Hugo Gordillo
Escritor

El clero se hace terrateniente por la gracia de la nobleza medieval y se enriquece, por la gracia de Dios, explotando siervos bajo la regla de San Benito: “oración y trabajo”. Tanto rezo y tanta chamba que, en época de fiesta, los iniciados en la vida monástica no participan de grandes banquetes, sino que ayunan por temporadas con la panza pegada al espinazo. Pero el enriquecimiento de los monasterios se explica fundamentalmente por las penitencias, las ofrendas y las donaciones de quienes quieren alcanzar la recompensa celestial o, por lo menos, evitar ir al infierno.

Finalizado el primer milenio de nuestra era, Europa todavía vocifera sobre el fin del mundo, lo cual no ocurre, pero con la creencia arraigada en la condenación eterna que los monjes remachan a diario. Disuelta la sociedad cortesana y extinto el poder centralizado, las ciudades se marchitan y el mercado se agota. Los conventos florecen en el campo bajo el cuidado de los ministeriales, siervos con posición de poder que integran los ejércitos mercenarios de Dios. En los pequeños huertos de sus grandes extensiones de tierra, nada más producen lo suficiente para alimentar animales racionales e irracionales, sin mayores excedentes, mucho menos para comerciar.

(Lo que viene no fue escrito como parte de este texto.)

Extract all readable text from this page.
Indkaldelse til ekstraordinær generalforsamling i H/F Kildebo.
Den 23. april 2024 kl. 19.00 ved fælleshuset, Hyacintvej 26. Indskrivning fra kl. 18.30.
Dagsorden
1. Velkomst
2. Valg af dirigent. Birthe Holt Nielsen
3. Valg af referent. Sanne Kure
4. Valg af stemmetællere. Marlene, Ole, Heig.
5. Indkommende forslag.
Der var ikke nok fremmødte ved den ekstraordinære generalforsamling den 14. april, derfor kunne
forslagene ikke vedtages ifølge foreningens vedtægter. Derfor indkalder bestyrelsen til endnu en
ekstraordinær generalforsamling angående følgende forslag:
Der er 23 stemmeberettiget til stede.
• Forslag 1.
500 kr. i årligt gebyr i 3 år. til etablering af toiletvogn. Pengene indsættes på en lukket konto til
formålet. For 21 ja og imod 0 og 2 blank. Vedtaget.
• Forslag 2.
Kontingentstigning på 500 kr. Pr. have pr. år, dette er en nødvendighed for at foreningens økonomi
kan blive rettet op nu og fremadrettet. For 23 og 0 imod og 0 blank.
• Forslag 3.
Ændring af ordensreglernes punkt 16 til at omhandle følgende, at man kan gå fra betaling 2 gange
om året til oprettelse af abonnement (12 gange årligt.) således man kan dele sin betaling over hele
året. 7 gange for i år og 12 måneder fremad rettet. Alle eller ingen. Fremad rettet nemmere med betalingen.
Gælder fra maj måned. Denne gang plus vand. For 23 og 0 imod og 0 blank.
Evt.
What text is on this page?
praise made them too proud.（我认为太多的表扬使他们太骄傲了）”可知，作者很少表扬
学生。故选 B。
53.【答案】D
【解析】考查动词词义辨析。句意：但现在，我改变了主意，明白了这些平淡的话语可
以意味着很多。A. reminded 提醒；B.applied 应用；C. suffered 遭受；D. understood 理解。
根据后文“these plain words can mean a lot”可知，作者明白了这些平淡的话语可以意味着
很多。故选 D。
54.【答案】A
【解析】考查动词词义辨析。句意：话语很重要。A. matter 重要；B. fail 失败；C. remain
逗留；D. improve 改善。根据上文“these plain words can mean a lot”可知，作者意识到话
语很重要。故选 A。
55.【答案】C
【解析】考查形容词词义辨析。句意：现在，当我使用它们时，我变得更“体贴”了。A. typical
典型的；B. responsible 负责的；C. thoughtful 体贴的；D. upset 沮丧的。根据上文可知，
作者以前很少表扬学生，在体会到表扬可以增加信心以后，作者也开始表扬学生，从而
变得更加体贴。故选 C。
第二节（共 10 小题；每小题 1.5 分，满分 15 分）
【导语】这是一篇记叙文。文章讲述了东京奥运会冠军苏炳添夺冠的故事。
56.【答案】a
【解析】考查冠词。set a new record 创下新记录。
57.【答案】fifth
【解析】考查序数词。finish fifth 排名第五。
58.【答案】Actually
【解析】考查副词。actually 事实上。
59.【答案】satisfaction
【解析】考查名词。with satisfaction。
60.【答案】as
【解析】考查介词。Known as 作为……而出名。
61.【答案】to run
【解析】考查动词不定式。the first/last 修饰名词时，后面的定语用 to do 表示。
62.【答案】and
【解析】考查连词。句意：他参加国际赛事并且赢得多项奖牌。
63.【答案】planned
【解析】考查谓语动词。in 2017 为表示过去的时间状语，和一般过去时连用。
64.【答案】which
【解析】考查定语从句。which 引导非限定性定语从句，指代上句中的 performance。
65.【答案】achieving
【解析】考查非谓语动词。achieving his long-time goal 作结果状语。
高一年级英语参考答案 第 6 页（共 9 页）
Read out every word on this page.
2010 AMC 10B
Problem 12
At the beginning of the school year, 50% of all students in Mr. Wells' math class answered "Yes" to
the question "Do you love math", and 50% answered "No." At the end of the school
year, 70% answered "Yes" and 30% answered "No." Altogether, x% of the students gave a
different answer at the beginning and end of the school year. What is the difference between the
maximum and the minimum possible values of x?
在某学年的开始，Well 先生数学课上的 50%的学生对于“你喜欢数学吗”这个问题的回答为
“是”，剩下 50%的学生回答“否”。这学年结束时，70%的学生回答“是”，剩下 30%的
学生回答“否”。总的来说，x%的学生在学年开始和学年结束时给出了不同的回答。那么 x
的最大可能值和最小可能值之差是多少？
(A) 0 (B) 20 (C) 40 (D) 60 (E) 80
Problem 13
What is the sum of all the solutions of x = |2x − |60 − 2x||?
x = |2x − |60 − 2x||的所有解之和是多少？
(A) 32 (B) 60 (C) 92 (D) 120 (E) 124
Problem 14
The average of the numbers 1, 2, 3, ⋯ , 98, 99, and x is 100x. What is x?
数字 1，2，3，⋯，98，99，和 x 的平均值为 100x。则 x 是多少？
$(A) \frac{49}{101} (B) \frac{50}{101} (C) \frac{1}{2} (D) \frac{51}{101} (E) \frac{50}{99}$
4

La construcción de templos románicos en los lugares más recónditos confirma que la divinidad es rural. La arquitectura varía un poco, según la extensión de cada reino cristiano y sus influencias, pero toda ella es arcaica. Cada pequeña ciudad de Dios en miniatura es de piedra, con forma de cruz latina. Uno o dos campanarios y ventanas pequeñas entre los macizos, por donde apenas entra la luz divina. El Reino de Dios no es para todos, sino para los escogidos que se lo ganan. Por eso, las partes oscuras del templo son decoradas con el pecado. Las iluminadas, con la salvación.

La escultura y la pintura están condicionadas a la superficie del edificio, donde se plasman imágenes que van desde la Creación hasta el Apocalipsis, con figuras de animales terriblemente fantásticos. Sea al fresco o sobre madera, la pintura cumple dos funciones: una decorativa para los entendidos y otra didáctica para los peregrinos analfabetos temerosos de Dios y el infierno. Desde las puertas del templo hasta postrarse frente al altar, los caminantes van con sus ofrendas, envueltos en una “enciclopedia bíblica artística” en paredes y columnas de la casa del ser supremo.

Los dibujos son con líneas gruesas y de colores planos, sin degradación. En las imágenes no hay profundidad. Sea el santo que sea, su cara es alargada con una expresión sobrehumana en manifiesta comunión con Dios. Total, el objetivo no es causar placer estético, sino la satisfacción de haber dado la ofrenda o haber hecho el sacrificio. La pasión de Jesús es tan aflojadora de bolsillos y conmovedora de corazones penitentes, como La Pasión, película de Mel Gibson, sobre las últimas doce horas del Colochón vivito y coleando.

El inmovilismo económico y social atado al “recogimiento espiritual” apendejan el pensamiento científico y aletargan las pesadas expresiones artísticas. La cultura, atenazada por la fe y las verdades eternas, sojuzgada por la autoridad de la Iglesia. La filosofía escolástica, en pleno apogeo con San Agustín y sus “Confesiones”, trabajo literario sobre la gracia de Dios. La poesía heroica con contenido eclesiástico hace superhéroes a los santos casi mil años antes de que aparezcan Superman y demás traiditos de historieta que dan el salto al cine y la televisión.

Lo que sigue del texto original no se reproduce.